Using CNN to develop imaging biomarkers, in the form of algorithmic predictive models that can be reproducibly applied to quantitatively evaluate cancer datasets, is likely to have the largest initial impact on the design of clinical trial endpoints where objectivity and reproducibility are essential. Input and supervision by human experts will be critical to this process, as shown by the relative superiority of tumor segmentation algorithms which aid radiologists over fully automatic versions.

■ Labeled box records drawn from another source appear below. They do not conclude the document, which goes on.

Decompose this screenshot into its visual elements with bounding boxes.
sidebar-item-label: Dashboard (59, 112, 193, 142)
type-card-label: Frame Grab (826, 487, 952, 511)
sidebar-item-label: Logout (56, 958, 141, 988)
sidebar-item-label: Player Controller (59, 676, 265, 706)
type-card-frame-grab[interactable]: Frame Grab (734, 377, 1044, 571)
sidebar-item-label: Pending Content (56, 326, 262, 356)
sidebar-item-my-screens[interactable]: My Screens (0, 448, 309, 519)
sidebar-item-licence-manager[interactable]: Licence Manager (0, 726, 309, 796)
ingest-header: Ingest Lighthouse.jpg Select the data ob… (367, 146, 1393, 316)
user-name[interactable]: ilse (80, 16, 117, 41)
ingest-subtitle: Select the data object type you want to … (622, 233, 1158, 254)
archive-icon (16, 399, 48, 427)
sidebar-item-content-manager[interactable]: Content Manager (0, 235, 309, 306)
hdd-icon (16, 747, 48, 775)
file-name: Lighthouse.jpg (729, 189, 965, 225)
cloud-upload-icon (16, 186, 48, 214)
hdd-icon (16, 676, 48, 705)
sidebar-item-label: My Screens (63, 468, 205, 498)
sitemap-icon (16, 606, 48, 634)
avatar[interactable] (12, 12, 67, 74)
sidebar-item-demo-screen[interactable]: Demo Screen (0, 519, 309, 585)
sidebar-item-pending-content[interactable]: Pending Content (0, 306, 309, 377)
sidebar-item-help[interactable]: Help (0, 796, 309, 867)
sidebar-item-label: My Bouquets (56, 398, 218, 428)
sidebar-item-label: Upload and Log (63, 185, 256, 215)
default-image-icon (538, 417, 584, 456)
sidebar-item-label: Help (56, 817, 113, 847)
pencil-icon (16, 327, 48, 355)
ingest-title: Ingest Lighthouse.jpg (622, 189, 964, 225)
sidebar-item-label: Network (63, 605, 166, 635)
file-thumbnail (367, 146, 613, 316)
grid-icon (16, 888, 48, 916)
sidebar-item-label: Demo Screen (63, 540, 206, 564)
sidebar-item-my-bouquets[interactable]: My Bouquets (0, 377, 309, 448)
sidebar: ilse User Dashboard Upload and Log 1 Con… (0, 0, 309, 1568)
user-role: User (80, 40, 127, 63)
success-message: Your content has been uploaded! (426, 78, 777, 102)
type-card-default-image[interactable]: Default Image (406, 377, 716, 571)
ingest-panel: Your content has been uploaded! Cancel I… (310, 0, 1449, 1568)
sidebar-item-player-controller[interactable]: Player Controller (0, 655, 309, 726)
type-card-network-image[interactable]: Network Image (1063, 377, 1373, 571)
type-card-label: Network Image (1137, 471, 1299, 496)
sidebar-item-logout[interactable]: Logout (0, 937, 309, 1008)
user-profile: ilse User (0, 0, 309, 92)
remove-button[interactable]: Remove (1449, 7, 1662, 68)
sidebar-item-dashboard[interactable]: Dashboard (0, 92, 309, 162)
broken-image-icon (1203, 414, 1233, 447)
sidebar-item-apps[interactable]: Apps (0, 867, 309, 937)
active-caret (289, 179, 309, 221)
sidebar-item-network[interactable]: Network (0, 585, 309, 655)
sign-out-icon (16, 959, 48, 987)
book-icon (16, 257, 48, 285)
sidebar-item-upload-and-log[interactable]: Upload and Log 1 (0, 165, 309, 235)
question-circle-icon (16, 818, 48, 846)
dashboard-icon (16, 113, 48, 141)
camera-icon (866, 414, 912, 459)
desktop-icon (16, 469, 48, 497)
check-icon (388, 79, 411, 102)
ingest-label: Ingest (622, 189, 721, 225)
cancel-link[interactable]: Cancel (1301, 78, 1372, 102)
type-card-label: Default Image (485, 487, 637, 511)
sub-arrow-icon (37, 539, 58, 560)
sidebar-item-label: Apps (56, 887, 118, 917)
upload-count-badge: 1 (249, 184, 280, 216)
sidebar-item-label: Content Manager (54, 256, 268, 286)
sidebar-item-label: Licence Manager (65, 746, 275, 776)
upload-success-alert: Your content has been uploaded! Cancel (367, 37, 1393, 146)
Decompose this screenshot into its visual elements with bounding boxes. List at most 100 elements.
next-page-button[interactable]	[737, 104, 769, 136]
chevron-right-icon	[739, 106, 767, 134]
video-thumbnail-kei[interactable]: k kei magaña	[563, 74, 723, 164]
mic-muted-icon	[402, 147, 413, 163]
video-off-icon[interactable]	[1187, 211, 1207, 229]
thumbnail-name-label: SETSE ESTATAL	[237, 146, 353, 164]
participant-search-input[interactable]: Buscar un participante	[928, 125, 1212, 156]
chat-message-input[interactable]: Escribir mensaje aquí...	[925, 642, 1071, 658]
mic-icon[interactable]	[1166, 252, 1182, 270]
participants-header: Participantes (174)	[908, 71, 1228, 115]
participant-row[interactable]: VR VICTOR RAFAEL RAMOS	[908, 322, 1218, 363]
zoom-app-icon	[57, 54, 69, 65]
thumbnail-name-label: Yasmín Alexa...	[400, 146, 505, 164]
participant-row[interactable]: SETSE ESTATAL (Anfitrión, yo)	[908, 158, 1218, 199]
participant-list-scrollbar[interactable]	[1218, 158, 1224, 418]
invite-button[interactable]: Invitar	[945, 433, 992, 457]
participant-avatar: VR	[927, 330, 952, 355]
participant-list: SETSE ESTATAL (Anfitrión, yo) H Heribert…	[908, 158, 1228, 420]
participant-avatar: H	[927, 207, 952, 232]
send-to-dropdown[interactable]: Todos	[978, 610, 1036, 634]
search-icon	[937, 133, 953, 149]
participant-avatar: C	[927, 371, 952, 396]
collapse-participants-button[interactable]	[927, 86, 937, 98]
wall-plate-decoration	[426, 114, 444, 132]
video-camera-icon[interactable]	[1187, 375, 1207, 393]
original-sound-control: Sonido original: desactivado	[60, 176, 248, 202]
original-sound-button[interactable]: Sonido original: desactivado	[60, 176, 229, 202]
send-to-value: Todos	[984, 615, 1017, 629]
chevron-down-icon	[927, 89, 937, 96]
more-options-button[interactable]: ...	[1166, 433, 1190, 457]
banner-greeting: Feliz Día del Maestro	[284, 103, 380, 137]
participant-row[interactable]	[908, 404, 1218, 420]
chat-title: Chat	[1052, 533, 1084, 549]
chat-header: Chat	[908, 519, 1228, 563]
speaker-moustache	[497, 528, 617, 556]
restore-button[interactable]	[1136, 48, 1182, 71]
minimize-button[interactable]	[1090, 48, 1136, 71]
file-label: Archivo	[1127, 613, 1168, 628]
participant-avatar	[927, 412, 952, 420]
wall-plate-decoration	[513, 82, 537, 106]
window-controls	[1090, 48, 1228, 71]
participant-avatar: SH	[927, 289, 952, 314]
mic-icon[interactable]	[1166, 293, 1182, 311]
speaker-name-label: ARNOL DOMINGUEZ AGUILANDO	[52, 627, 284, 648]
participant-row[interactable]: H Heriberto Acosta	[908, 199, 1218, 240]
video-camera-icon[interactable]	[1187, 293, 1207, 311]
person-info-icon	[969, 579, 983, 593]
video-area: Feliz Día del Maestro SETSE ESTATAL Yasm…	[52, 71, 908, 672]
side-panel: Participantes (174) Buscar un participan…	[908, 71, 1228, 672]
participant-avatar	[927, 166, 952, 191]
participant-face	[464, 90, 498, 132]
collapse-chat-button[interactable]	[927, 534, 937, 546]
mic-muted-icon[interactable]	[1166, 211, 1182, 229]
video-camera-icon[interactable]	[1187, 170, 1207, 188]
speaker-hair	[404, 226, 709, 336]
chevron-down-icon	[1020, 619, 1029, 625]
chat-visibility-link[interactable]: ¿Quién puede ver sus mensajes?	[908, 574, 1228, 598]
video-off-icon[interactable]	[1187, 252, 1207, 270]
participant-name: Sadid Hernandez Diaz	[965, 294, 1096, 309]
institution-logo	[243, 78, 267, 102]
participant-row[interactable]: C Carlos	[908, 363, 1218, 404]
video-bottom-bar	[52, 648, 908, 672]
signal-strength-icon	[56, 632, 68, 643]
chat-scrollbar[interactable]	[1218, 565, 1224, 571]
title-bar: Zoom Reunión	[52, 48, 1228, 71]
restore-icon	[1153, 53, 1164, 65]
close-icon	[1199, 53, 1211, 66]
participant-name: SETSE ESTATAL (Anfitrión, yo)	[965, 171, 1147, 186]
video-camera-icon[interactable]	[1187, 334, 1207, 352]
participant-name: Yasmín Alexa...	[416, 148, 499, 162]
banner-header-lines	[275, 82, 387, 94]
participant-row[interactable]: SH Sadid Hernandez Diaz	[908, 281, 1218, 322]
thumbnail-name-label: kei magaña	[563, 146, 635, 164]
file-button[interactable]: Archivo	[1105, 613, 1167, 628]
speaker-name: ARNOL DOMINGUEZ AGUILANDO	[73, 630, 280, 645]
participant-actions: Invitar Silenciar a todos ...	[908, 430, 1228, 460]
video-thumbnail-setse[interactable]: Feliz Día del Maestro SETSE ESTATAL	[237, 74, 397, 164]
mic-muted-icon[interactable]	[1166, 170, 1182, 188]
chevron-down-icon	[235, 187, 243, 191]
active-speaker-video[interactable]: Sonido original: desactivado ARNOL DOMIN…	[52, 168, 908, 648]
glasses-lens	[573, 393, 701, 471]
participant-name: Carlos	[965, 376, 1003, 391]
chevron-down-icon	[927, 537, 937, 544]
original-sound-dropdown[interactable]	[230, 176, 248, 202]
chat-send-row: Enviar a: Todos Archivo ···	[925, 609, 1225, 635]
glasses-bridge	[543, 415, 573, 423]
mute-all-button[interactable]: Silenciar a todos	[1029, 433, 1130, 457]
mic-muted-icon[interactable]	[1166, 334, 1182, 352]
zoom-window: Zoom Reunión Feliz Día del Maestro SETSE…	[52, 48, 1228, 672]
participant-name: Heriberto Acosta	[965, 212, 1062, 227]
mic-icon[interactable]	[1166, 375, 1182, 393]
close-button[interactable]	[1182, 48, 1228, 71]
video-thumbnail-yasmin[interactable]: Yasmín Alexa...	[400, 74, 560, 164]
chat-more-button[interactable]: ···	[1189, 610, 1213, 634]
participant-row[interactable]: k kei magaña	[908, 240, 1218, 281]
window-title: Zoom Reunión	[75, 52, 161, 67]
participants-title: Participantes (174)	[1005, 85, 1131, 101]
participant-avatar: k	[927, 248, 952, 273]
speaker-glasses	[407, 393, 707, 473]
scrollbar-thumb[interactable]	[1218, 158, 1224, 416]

CNN and other AI techniques can also guide personalized decision-making in routine clinical practice by quickly digesting all the relevant information on individual patients, including medical history and patient-reported outcomes as well as imaging results, and automatically discovering relevant patterns that can guide the assessment of the treating oncologist. In this way, AI is neither more nor less transformative than the first written description of cancer in 1600 BC: Both permit judgements to be made on the basis of more clinical experience than can be accrued within one human lifetime, and become more useful with the growth of evidence in the public domain.